La Banque d’Angleterre (BoE) multiplie les avertissements. Dans un discours le 9 juillet, son gouverneur Andrew Bailey a qualifié l’essor des stablecoins de « risque systémique » pour le système bancaire britannique.
Le ton tranche avec l’attitude plus conciliante des États-Unis et nourrit le débat sur l’avenir de la monnaie numérique outre-Manche.
Une charge plus structurée qu’un simple coup de semonce
Toutefois, le gouverneur ne se limite plus aux mises en garde verbales. Le Financial Policy Committee (FPC) estime désormais que « les stablecoins largement utilisés comme moyen de paiement doivent respecter l’unicité et la confiance dans la monnaie ».
Concrètement, il veut empêcher les banques d’émettre leurs propres jetons privés, craignant un assèchement des dépôts traditionnels.
Le même FPC, réuni fin juin, juge qu’un cadre réglementaire proportionné mais rigoureux offrirait « des bénéfices de stabilité » tout en attirant des fintechs au Royaume-Uni. En effet, la capitalisation des principaux stablecoins dépasse 255 milliards $, contre 125 milliards il y a deux ans.
Cette fermeté reflète aussi les déconvenues d’émetteurs étrangers tels que Circle qui freine ses ambitions européennes face aux exigences accrues.
Bailey encense les dépôts tokenisés… et dézingue les stablecoins
En effet, dans une interview reprise par le média TradingView News, Bailey affirme qu’il « préférerait de loin » voir les banques « numériser leurs dépôts » plutôt que lancer des stablecoins maison.
Selon lui, un stablecoin bancaire siphonnerait la base de dépôts nécessaire au crédit, contrairement aux dépôts tokenisés adossés directement à la livre sterling.
Concrètement, ces dépôts tokenisés resteraient assurés par le Financial Services Compensation Scheme et continueraient d’alimenter le marché interbancaire. Ainsi, la BoE préserve la singleness of money tout en modernisant les paiements transfrontaliers.

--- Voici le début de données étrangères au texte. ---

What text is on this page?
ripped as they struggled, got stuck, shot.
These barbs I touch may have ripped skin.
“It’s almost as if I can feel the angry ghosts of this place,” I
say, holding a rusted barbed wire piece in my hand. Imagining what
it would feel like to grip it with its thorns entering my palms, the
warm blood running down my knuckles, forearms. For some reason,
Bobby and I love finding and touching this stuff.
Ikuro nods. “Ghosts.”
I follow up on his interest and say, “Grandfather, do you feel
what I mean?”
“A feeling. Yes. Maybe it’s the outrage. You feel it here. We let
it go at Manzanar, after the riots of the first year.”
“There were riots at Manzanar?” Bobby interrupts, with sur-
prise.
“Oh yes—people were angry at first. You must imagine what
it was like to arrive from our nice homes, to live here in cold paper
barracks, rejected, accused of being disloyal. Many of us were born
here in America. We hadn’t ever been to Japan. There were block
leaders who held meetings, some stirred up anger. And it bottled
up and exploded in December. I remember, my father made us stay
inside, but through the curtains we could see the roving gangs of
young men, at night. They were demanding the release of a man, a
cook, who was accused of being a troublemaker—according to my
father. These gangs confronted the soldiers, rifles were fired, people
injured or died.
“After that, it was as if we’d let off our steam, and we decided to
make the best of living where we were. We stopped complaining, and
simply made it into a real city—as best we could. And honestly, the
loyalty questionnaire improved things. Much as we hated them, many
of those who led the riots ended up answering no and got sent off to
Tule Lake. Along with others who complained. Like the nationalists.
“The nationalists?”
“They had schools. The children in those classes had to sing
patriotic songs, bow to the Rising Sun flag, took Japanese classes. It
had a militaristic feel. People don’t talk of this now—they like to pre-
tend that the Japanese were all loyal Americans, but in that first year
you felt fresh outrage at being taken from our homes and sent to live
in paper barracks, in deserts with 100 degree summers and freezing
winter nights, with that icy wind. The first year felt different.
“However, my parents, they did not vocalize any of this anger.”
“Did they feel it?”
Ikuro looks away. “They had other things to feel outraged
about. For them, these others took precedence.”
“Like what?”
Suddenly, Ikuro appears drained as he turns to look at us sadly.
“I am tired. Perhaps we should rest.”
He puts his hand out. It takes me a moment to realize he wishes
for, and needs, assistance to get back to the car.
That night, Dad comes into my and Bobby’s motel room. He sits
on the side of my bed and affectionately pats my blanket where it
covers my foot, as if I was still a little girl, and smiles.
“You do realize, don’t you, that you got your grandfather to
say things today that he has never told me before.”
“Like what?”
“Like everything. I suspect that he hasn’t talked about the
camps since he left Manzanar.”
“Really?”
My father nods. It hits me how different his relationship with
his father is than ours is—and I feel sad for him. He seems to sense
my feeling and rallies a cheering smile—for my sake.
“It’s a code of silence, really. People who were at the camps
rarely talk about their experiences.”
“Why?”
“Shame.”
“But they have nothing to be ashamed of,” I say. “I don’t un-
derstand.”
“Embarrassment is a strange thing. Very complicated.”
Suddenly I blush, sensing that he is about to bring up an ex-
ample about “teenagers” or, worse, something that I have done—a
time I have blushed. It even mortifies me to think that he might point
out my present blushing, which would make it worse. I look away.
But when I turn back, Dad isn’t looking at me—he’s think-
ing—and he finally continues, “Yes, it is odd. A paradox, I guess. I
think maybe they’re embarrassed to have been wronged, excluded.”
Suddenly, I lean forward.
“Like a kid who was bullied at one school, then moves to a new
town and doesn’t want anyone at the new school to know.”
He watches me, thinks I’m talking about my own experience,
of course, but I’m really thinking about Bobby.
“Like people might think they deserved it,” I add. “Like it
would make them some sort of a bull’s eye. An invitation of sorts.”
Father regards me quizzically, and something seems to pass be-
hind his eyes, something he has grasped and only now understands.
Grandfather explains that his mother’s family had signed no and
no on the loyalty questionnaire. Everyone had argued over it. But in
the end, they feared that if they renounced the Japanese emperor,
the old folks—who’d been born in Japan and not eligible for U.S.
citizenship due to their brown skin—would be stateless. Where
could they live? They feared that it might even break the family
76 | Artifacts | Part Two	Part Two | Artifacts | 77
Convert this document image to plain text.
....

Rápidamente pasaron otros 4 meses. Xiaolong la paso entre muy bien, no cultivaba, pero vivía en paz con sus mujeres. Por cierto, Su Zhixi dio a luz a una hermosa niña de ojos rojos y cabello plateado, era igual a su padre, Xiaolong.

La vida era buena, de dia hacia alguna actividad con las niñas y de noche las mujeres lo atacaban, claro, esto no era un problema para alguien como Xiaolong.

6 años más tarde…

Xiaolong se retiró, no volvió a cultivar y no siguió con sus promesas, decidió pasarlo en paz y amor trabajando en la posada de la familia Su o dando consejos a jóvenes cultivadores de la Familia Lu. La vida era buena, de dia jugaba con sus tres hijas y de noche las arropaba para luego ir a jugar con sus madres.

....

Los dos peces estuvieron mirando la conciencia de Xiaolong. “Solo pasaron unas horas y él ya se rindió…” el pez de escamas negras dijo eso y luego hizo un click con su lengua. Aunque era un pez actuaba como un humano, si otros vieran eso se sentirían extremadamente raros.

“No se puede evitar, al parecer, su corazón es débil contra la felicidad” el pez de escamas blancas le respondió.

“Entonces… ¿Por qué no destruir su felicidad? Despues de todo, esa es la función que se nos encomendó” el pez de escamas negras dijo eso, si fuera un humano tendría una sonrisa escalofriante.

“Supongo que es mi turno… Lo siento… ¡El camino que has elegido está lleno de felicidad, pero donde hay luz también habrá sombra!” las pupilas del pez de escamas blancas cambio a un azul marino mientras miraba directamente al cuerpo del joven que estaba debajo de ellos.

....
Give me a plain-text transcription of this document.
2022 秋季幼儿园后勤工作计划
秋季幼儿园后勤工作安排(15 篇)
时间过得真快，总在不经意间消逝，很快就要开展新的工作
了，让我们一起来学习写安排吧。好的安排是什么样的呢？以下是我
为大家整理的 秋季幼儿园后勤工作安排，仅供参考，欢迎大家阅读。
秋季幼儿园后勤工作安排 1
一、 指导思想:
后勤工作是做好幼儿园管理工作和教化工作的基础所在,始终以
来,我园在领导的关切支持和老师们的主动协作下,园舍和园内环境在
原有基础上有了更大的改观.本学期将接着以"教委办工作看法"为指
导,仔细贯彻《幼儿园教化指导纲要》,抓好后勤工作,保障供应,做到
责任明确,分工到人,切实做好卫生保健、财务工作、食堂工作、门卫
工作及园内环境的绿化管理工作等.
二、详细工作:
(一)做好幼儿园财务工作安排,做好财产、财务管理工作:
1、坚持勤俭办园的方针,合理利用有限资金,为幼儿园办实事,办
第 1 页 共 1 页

Bank of England Governor Andrew Bailey has warned the world’s largest banks against issuing their own stablecoins, setting up a potential clash with President Donald Trump’s administration and its backing of the digital assets https://t.co/wvdQhYZT9P
— Bloomberg (@business) July 13, 2025
Calendrier réglementaire : cap sur la fin 2025
Par conséquent, le Trésor britannique publie un projet de décret qui crée une activité régulée d’« émission de stablecoin référencé à une monnaie fiduciaire ». Le texte, soumis à consultation jusqu’en septembre, vise une adoption parlementaire avant l’été 2025.
Il distingue clairement les qualifying stablecoins des dépôts tokenisés afin d’éviter la confusion avec l’argent électronique classique.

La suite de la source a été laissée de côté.